Wash. Post on Obese Children: 'Parent' Never Mentioned

     When it’s time to blame someone for “the super-sizing of American children,” The Washington Post looks to companies that market “temptations of young consumers.” Never mind how those “temptations” make it from the TV screen into the little tykes’ mouths.

     In a 1,238-word article all about the eating habits of children under the age of 12, the word “parent” was never mentioned.

     The May 22 Post, in an installment of its series “Our Overweight Children,” celebrated food companies’ “sweet surrender” to pressure from advocacy groups, which included threats of lawsuits. It lauded McDonald’s for offering milk and vegetables and Kellogg for reducing its kid-targeting advertising.

     The article included the usual suspects, including the Center for Science in the Public Interest and the Alliance for a Healthier Generation, but the anti-calorie advocates didn’t make their case alone.

     The Post’s Susan Levine and Lori Aratani helped by making statements like: “Critics say the industry can do much more. Plenty remains unhealthy in the food universe; improvements might make an item less egregious, but that doesn’t mean it’s suddenly nutritious.”

     And after a passing mention of “personal responsibility,” the writers quickly added: “Yet the dramatic transformation of Americans’ ‘food environment’ is beyond dispute.”

     “Choices are denser in calories, restaurant servings are larger, and items once thought of as indulgences have become commonplace for all ages,” they wrote.
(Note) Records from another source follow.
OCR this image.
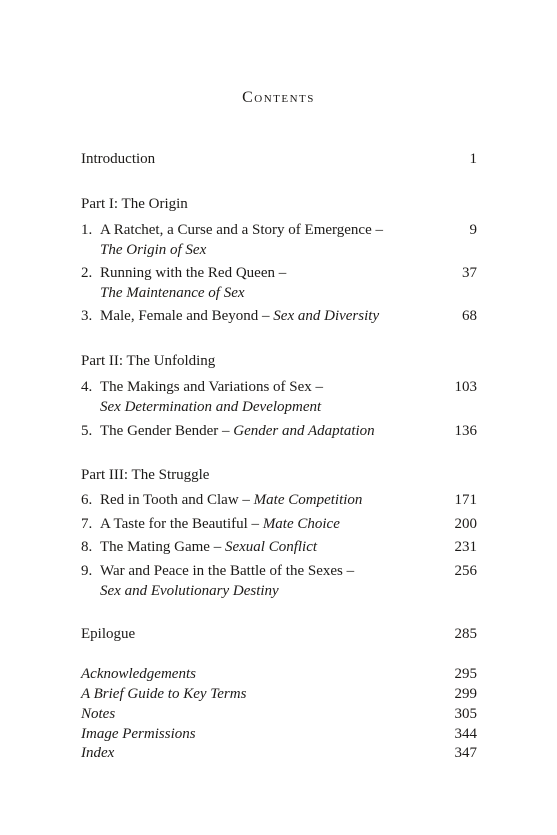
Contents
Introduction	1
Part I: The Origin
1. A Ratchet, a Curse and a Story of Emergence –	9
The Origin of Sex
2. Running with the Red Queen –	37
The Maintenance of Sex
3. Male, Female and Beyond – Sex and Diversity	68
Part II: The Unfolding
4. The Makings and Variations of Sex –	103
Sex Determination and Development
5. The Gender Bender – Gender and Adaptation	136
Part III: The Struggle
6. Red in Tooth and Claw – Mate Competition	171
7. A Taste for the Beautiful – Mate Choice	200
8. The Mating Game – Sexual Conflict	231
9. War and Peace in the Battle of the Sexes –	256
Sex and Evolutionary Destiny
Epilogue	285
Acknowledgements	295
A Brief Guide to Key Terms	299
Notes	305
Image Permissions	344
Index	347
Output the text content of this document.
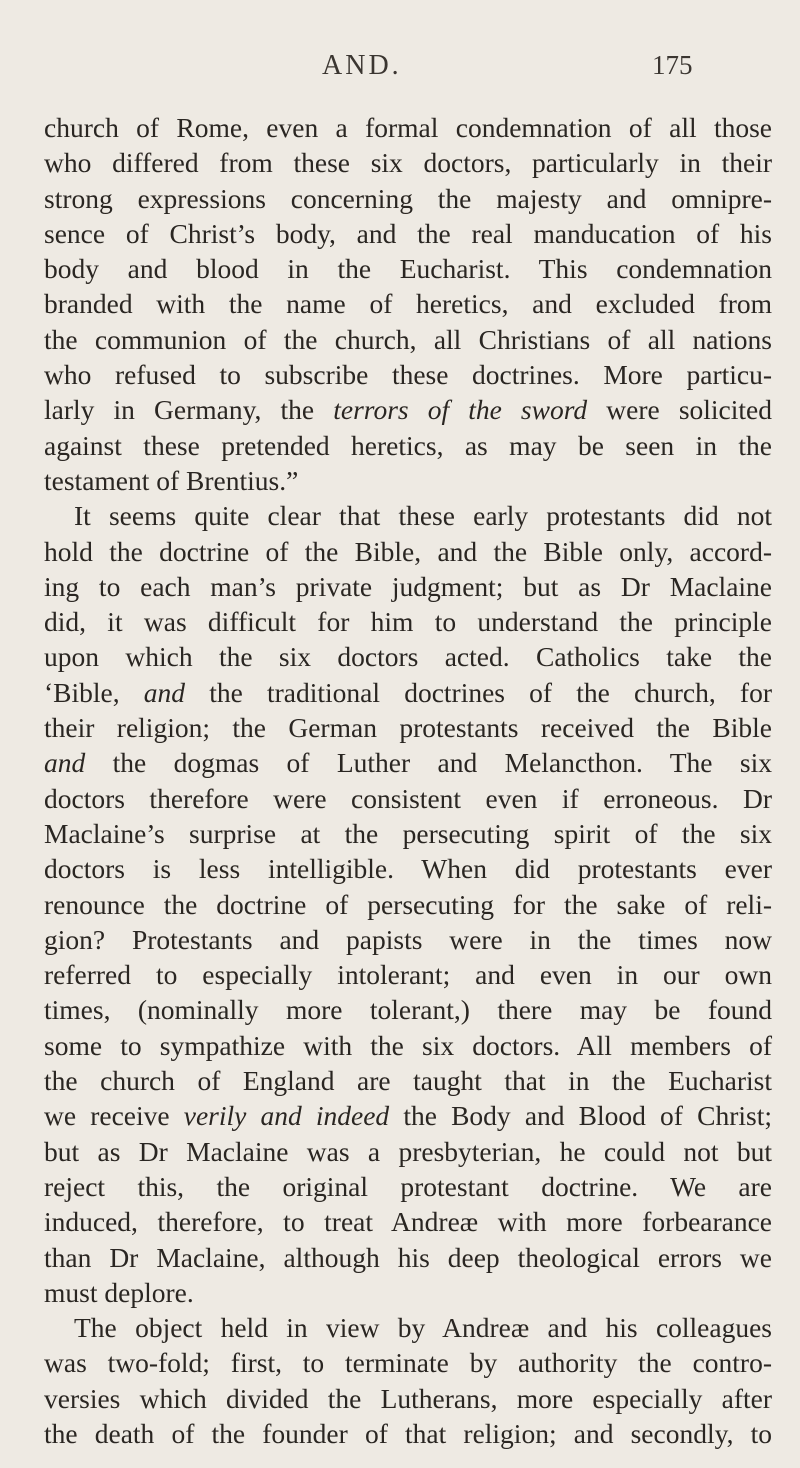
AND.	175
church of Rome, even a formal condemnation of all those
who differed from these six doctors, particularly in their
strong expressions concerning the majesty and omnipre-
sence of Christ’s body, and the real manducation of his
body and blood in the Eucharist. This condemnation
branded with the name of heretics, and excluded from
the communion of the church, all Christians of all nations
who refused to subscribe these doctrines. More particu-
larly in Germany, the terrors of the sword were solicited
against these pretended heretics, as may be seen in the
testament of Brentius.”
It seems quite clear that these early protestants did not
hold the doctrine of the Bible, and the Bible only, accord-
ing to each man’s private judgment; but as Dr Maclaine
did, it was difficult for him to understand the principle
upon which the six doctors acted. Catholics take the
‘Bible, and the traditional doctrines of the church, for
their religion; the German protestants received the Bible
and the dogmas of Luther and Melancthon. The six
doctors therefore were consistent even if erroneous. Dr
Maclaine’s surprise at the persecuting spirit of the six
doctors is less intelligible. When did protestants ever
renounce the doctrine of persecuting for the sake of reli-
gion? Protestants and papists were in the times now
referred to especially intolerant; and even in our own
times, (nominally more tolerant,) there may be found
some to sympathize with the six doctors. All members of
the church of England are taught that in the Eucharist
we receive verily and indeed the Body and Blood of Christ;
but as Dr Maclaine was a presbyterian, he could not but
reject this, the original protestant doctrine. We are
induced, therefore, to treat Andreæ with more forbearance
than Dr Maclaine, although his deep theological errors we
must deplore.
The object held in view by Andreæ and his colleagues
was two-fold; first, to terminate by authority the contro-
versies which divided the Lutherans, more especially after
the death of the founder of that religion; and secondly, to
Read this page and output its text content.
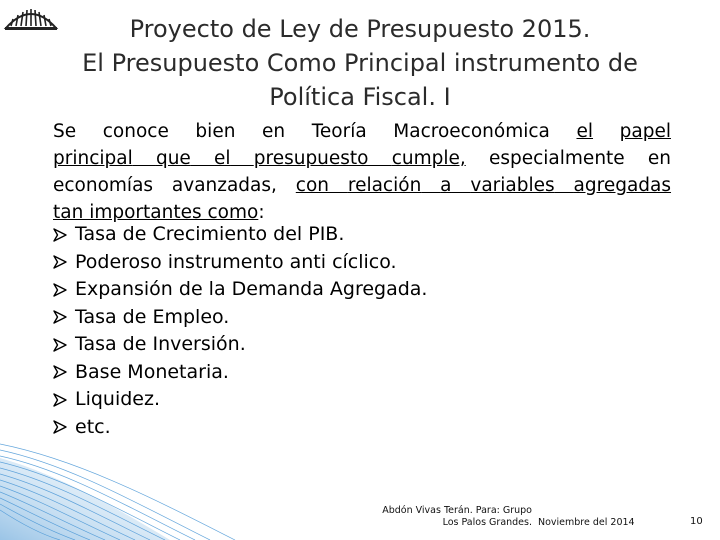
Proyecto de Ley de Presupuesto 2015.
El Presupuesto Como Principal instrumento de
Política Fiscal. I
Se conoce bien en Teoría Macroeconómica el papel
principal que el presupuesto cumple, especialmente en
economías avanzadas, con relación a variables agregadas
tan importantes como:
Tasa de Crecimiento del PIB.
Poderoso instrumento anti cíclico.
Expansión de la Demanda Agregada.
Tasa de Empleo.
Tasa de Inversión.
Base Monetaria.
Liquidez.
etc.
Abdón Vivas Terán. Para: Grupo
Los Palos Grandes. Noviembre del 2014	10
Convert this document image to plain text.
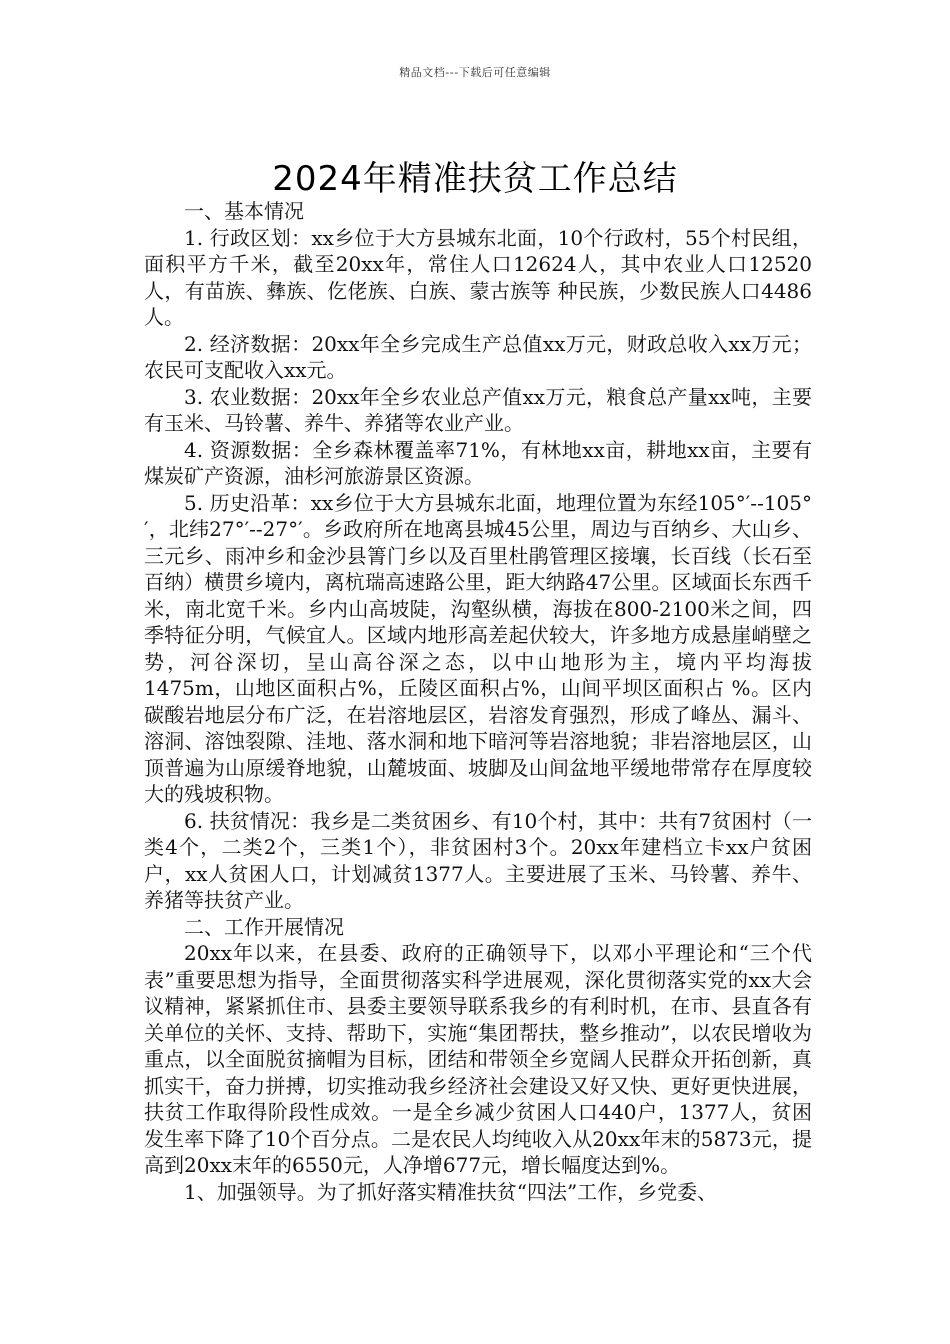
精品文档---下载后可任意编辑
2024年精准扶贫工作总结

一、基本情况

1. 行政区划：xx乡位于大方县城东北面，10个行政村，55个村民组，面积平方千米，截至20xx年，常住人口12624人，其中农业人口12520人，有苗族、彝族、仡佬族、白族、蒙古族等 种民族，少数民族人口4486人。

2. 经济数据：20xx年全乡完成生产总值xx万元，财政总收入xx万元；农民可支配收入xx元。

3. 农业数据：20xx年全乡农业总产值xx万元，粮食总产量xx吨，主要有玉米、马铃薯、养牛、养猪等农业产业。

4. 资源数据：全乡森林覆盖率71%，有林地xx亩，耕地xx亩，主要有煤炭矿产资源，油杉河旅游景区资源。

5. 历史沿革：xx乡位于大方县城东北面，地理位置为东经105°′--105°′，北纬27°′--27°′。乡政府所在地离县城45公里，周边与百纳乡、大山乡、三元乡、雨冲乡和金沙县箐门乡以及百里杜鹃管理区接壤，长百线（长石至百纳）横贯乡境内，离杭瑞高速路公里，距大纳路47公里。区域面长东西千米，南北宽千米。乡内山高坡陡，沟壑纵横，海拔在800-2100米之间，四季特征分明，气候宜人。区域内地形高差起伏较大，许多地方成悬崖峭壁之势，河谷深切，呈山高谷深之态，以中山地形为主，境内平均海拔1475m，山地区面积占%，丘陵区面积占%，山间平坝区面积占 %。区内碳酸岩地层分布广泛，在岩溶地层区，岩溶发育强烈，形成了峰丛、漏斗、溶洞、溶蚀裂隙、洼地、落水洞和地下暗河等岩溶地貌；非岩溶地层区，山顶普遍为山原缓脊地貌，山麓坡面、坡脚及山间盆地平缓地带常存在厚度较大的残坡积物。

6. 扶贫情况：我乡是二类贫困乡、有10个村，其中：共有7贫困村（一类4个，二类2个，三类1个），非贫困村3个。20xx年建档立卡xx户贫困户，xx人贫困人口，计划减贫1377人。主要进展了玉米、马铃薯、养牛、养猪等扶贫产业。

二、工作开展情况

20xx年以来，在县委、政府的正确领导下，以邓小平理论和“三个代表”重要思想为指导，全面贯彻落实科学进展观，深化贯彻落实党的xx大会议精神，紧紧抓住市、县委主要领导联系我乡的有利时机，在市、县直各有关单位的关怀、支持、帮助下，实施“集团帮扶，整乡推动”，以农民增收为重点，以全面脱贫摘帽为目标，团结和带领全乡宽阔人民群众开拓创新，真抓实干，奋力拼搏，切实推动我乡经济社会建设又好又快、更好更快进展，扶贫工作取得阶段性成效。一是全乡减少贫困人口440户，1377人，贫困发生率下降了10个百分点。二是农民人均纯收入从20xx年末的5873元，提高到20xx末年的6550元，人净增677元，增长幅度达到%。

1、加强领导。为了抓好落实精准扶贫“四法”工作，乡党委、
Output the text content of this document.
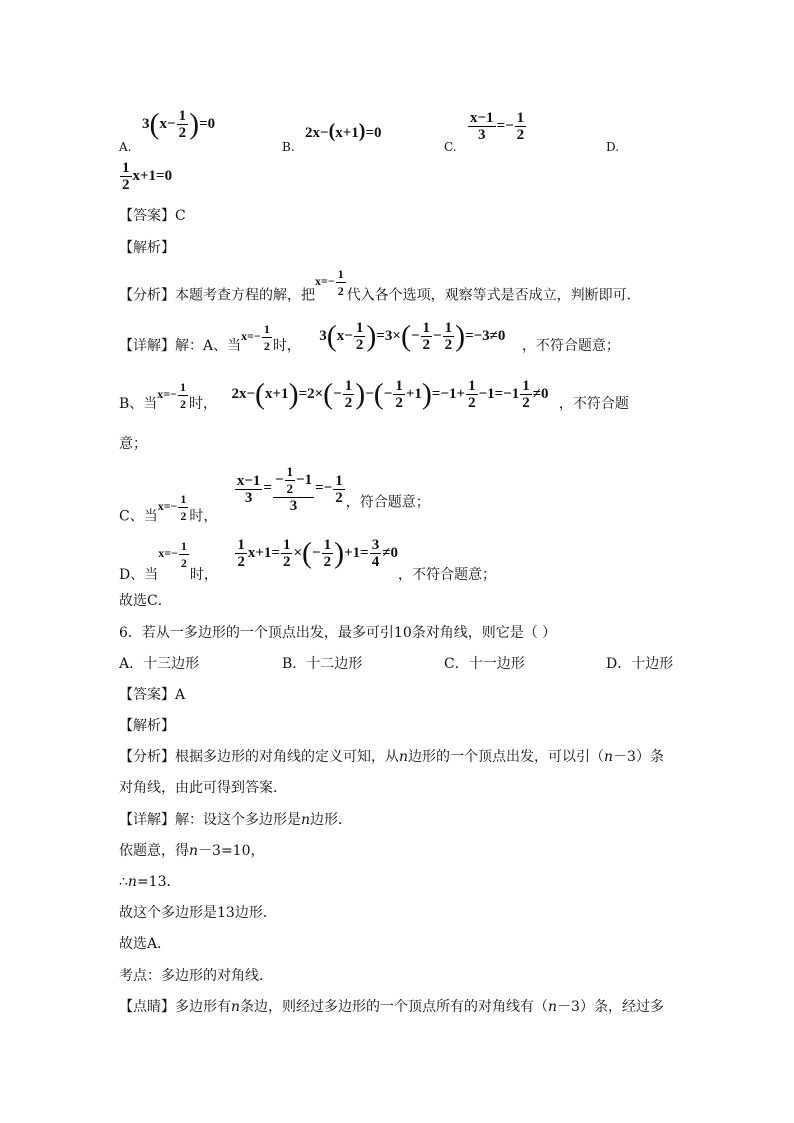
A.
$3(x- \frac{1}{2} )=0$
B.
2x−(x+1)=0
C.
$\frac{x-1}{3} =- \frac{1}{2}$
D.
$\frac{1}{2} x+1=0$
【答案】C
【解析】
【分析】本题考查方程的解，把$x=- \frac{1}{2}$ 代入各个选项，观察等式是否成立，判断即可．
【详解】解：A、当$x=- \frac{1}{2}$ 时， $3(x- \frac{1}{2} )=3\times(- \frac{1}{2} - \frac{1}{2} )=-3\ne 0$ ，不符合题意；
B、当$x=- \frac{1}{2}$ 时， $2x-(x+1)=2\times(- \frac{1}{2}$ )−(− $\frac{1}{2} +1)=-1+ \frac{1}{2} -1=-1 \frac{1}{2} \ne 0$ ，不符合题
意；
C、当$x=- \frac{1}{2}$ 时，
$\frac{x-1}{3} = \frac{- \frac{1}{2} -1}{3} =- \frac{1}{2}$ ，符合题意；
D、当$x=- \frac{1}{2}$
时，
$\frac{1}{2} x+1= \frac{1}{2}$ ×(− $\frac{1}{2} )+1= \frac{3}{4} \ne 0$，不符合题意；
故选C．
6．若从一多边形的一个顶点出发，最多可引10条对角线，则它是（ ）
A．十三边形	B．十二边形	C．十一边形	D．十边形
【答案】A
【解析】
【分析】根据多边形的对角线的定义可知，从n边形的一个顶点出发，可以引（n－3）条
对角线，由此可得到答案．
【详解】解：设这个多边形是n边形．
依题意，得n－3=10，
∴n=13．
故这个多边形是13边形．
故选A．
考点：多边形的对角线．
【点睛】多边形有n条边，则经过多边形的一个顶点所有的对角线有（n－3）条，经过多
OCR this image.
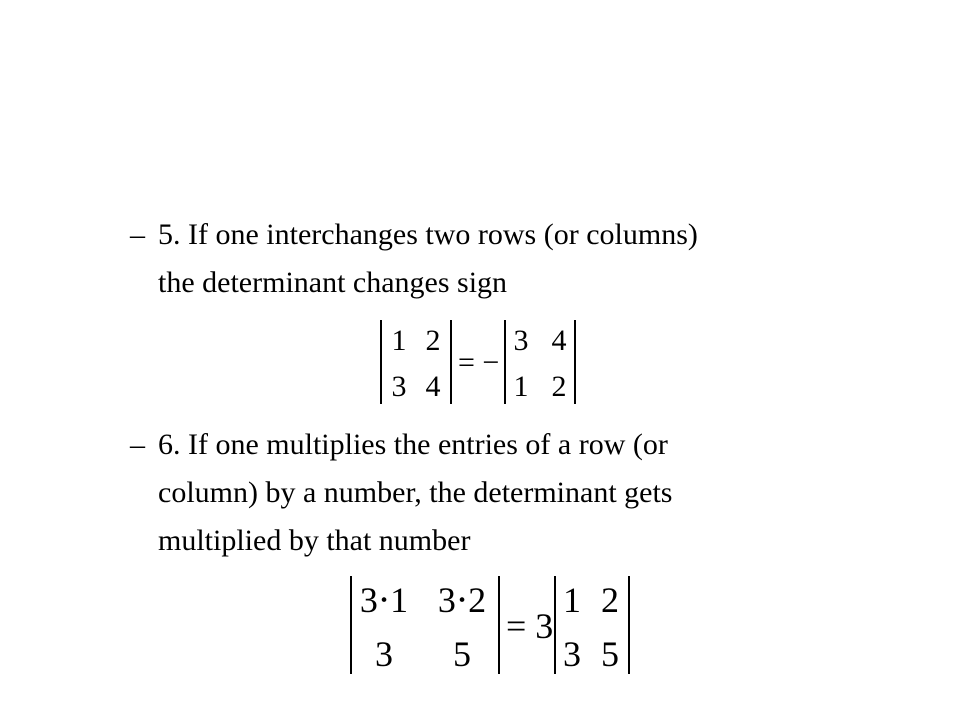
– 5. If one interchanges two rows (or columns)
the determinant changes sign
1 2
3 4
= −
3 4
1 2
– 6. If one multiplies the entries of a row (or
column) by a number, the determinant gets
multiplied by that number
3⋅1 3⋅2
3	5
= 3
1 2
3 5
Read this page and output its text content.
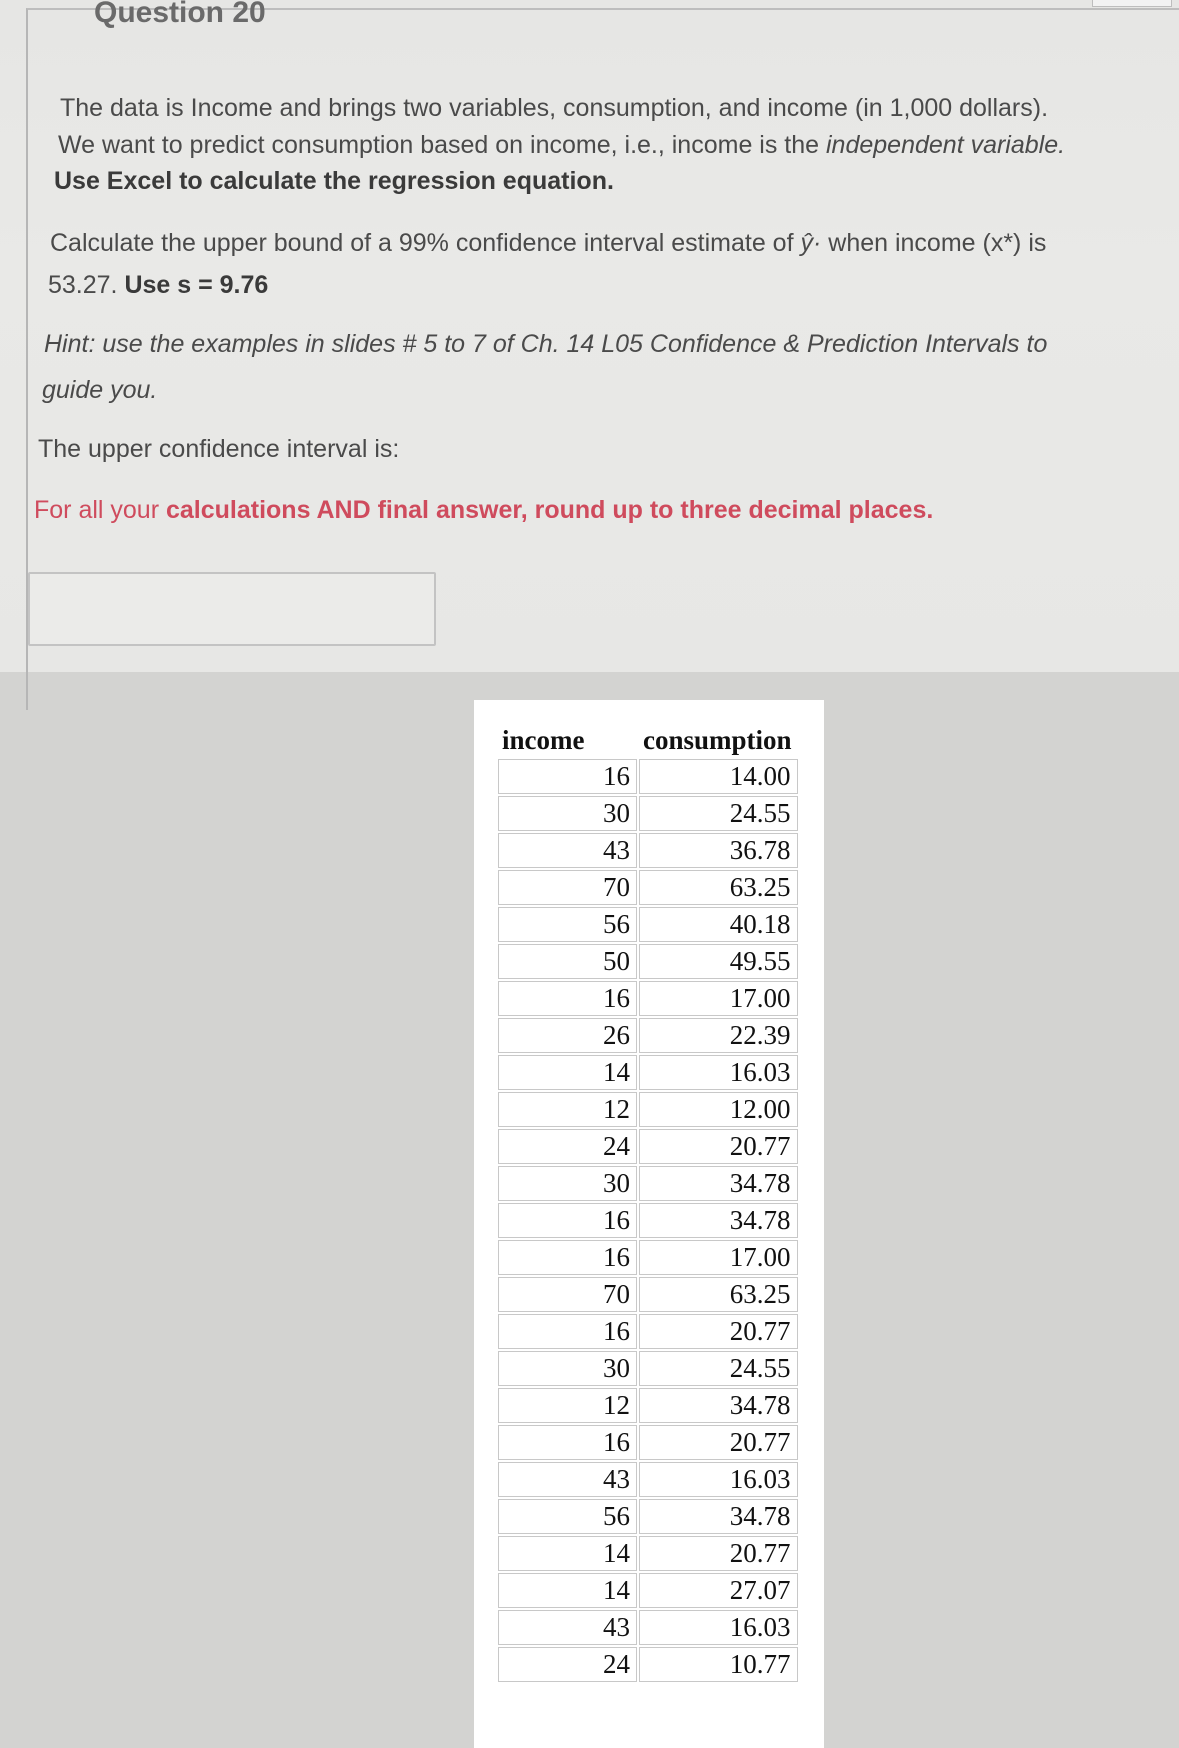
Question 20
The data is Income and brings two variables, consumption, and income (in 1,000 dollars).
We want to predict consumption based on income, i.e., income is the independent variable.
Use Excel to calculate the regression equation.
Calculate the upper bound of a 99% confidence interval estimate of ŷ· when income (x*) is
53.27. Use s = 9.76
Hint: use the examples in slides # 5 to 7 of Ch. 14 L05 Confidence & Prediction Intervals to
guide you.
The upper confidence interval is:
For all your calculations AND final answer, round up to three decimal places.
income	consumption
16	14.00
30	24.55
43	36.78
70	63.25
56	40.18
50	49.55
16	17.00
26	22.39
14	16.03
12	12.00
24	20.77
30	34.78
16	34.78
16	17.00
70	63.25
16	20.77
30	24.55
12	34.78
16	20.77
43	16.03
56	34.78
14	20.77
14	27.07
43	16.03
24	10.77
     The article repeatedly referred to the under-12 demographic, yet made no reference to the people making those “choices” that are supposedly “denser in calories.” Since 12-year-olds and their younger siblings can’t drive themselves to grocery stores and restaurants, parental supervision is a key factor glaringly absent from the Post’s article.

     Instead, the Post recounted the advocacy groups’ victories in their fight to control businesses. Near the end of the story, the writers acknowledged briefly that “compliance [with new food-supply agreements] on any front is no easy or inexpensive task. To fulfill the agreement reached with the Alliance for a Healthier Generation, the American Beverage Association has had to retrofit containers and vending machines because 20-ounce drinks no longer will be allowed in schools.”

     That was the only mention of the cost to businesses, and it didn’t include the price tag of changing products and marketing in surrender to threats of lawsuits or heavier regulation.